I'm not saying Turkey is wrong, but I am saying don't believe there are none there if you can't see them. They are good at hiding.
 
Thanks for the responses guys.
I fished Crooked Creek. Water conditions were low but not exactly as clear as I had expected. The deeper spots were hazy enough that I couldn’t see the bottom. Maybe 2-3 feet viz. I tried with a somewhat brighter color in the egg patterns and a darker colored nymph.
 
Thanks for the responses guys.
I fished Crooked Creek. Water conditions were low but not exactly as clear as I had expected. The deeper spots were hazy enough that I couldn’t see the bottom. Maybe 2-3 feet viz. I tried with a somewhat brighter color in the egg patterns and a darker colored nymph.
That is the exact stream I was talking about. I caught the biggest steelhead of my life from there out of skinny water.....I couldn't see the fish.
 
Hi everyone.
I recently posted about my afternoon fly fishing on an Erie trib last week.
I’m still new to the steelhead fishing thing, 4 trips in the last 2 years. I’m basically using my knowledge of trout fishing for where and how to fish for them, along with info from John Nagys book on flyfishing for steelhead. Last week I fished a section from the Conrail tracks downstream. Found very few fish and had no strikes or hookups when slowly drifting small nymph and egg patterns near log jams, undercut banks, and current seams.

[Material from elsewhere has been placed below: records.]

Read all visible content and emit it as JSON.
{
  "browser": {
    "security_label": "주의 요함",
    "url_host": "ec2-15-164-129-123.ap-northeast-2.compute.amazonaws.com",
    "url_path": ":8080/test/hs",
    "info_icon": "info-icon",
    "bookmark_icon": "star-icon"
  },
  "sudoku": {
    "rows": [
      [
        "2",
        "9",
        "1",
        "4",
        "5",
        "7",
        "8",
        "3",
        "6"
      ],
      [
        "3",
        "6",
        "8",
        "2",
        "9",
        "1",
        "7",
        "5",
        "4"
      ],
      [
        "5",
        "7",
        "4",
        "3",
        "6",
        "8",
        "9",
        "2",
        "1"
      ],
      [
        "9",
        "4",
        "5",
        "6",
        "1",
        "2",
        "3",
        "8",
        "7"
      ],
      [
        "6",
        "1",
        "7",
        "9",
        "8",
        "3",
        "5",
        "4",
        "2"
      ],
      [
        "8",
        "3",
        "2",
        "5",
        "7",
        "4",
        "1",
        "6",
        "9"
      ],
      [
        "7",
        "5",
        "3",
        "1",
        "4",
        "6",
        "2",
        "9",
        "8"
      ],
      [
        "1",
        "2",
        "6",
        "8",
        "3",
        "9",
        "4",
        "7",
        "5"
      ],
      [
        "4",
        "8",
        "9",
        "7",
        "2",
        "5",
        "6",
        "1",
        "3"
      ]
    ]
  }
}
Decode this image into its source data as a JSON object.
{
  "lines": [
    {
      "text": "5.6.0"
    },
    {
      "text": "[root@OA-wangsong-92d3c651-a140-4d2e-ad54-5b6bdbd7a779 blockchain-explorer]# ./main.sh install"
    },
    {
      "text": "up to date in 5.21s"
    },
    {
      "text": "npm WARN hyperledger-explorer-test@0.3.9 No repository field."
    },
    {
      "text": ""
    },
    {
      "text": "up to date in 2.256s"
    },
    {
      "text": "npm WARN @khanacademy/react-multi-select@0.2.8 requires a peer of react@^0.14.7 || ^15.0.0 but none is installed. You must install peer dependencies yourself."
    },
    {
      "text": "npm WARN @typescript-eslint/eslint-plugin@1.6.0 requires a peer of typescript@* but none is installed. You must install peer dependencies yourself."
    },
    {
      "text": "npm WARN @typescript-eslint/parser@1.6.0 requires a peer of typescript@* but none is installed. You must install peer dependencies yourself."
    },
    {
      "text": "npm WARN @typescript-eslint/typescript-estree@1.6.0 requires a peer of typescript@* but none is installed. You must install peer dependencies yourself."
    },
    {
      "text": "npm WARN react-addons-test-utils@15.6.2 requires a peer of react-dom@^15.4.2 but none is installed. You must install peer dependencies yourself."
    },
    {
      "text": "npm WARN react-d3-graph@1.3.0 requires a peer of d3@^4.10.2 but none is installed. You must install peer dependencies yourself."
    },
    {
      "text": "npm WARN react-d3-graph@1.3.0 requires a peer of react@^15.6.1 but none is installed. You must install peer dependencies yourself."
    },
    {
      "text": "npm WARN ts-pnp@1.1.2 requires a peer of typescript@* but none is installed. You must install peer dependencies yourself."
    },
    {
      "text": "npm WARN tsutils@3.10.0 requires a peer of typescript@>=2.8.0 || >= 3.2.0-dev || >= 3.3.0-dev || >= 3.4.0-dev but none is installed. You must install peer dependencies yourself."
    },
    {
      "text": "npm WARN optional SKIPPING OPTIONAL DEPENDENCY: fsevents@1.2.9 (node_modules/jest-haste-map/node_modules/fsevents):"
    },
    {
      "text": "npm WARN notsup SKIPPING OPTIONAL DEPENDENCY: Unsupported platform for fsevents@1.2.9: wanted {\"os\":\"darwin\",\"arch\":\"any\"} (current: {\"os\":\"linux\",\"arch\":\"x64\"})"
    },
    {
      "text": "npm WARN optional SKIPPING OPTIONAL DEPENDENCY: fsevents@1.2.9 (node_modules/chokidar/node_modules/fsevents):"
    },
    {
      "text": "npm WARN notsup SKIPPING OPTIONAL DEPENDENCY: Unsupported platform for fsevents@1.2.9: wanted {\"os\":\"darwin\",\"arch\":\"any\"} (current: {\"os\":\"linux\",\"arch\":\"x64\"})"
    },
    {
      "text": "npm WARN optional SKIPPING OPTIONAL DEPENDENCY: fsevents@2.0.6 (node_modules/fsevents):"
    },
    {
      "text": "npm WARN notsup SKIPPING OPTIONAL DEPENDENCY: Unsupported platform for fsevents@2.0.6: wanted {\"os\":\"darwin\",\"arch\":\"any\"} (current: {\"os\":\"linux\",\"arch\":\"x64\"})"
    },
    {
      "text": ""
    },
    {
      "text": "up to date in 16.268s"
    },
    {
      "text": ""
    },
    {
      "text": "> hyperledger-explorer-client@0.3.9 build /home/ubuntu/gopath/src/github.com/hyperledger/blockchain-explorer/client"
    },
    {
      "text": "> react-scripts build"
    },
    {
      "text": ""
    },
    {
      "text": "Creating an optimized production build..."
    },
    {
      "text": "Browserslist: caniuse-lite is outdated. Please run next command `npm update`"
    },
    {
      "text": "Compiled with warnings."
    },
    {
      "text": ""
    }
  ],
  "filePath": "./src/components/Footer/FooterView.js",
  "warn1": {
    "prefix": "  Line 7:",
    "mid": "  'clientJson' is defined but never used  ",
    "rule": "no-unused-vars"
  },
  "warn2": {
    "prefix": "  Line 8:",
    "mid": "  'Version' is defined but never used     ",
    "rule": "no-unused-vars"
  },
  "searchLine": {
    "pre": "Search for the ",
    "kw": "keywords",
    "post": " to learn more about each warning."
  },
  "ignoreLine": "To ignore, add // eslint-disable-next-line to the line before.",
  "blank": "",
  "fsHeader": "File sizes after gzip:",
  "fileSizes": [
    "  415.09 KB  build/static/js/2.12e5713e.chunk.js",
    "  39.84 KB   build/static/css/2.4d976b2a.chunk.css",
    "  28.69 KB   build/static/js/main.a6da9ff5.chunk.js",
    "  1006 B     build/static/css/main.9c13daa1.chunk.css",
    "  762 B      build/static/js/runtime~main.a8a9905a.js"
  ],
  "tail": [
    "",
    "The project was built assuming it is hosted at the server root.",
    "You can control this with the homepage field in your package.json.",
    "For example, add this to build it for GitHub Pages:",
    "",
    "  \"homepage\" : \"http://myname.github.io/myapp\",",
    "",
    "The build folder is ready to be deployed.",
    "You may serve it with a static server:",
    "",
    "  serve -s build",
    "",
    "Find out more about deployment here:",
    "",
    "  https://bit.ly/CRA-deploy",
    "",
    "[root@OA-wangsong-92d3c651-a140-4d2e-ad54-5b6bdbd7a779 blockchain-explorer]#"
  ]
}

I appreciate any and all tips and comments you may be willing to share.
Thanks. TD
Try upstream much further. My buddies put up big numbers around I-79 McKean last week. That's good water and holds a lot of fish this time of year until they start to drop back.
 
What you’re doing (and adding in the suggestions above) will work fine, just need more reps.

Read and learn more about the way steelhead move and the time they enter the creeks. Sometimes you’ll find sections of creek that are loaded with fish, or almost none around. Just depends on time of year, water flows, etc.

If you were confident in your drifts etc and not getting anything, keep moving. You may need to even move to a different section of stream. Keep at it, you’ll find em.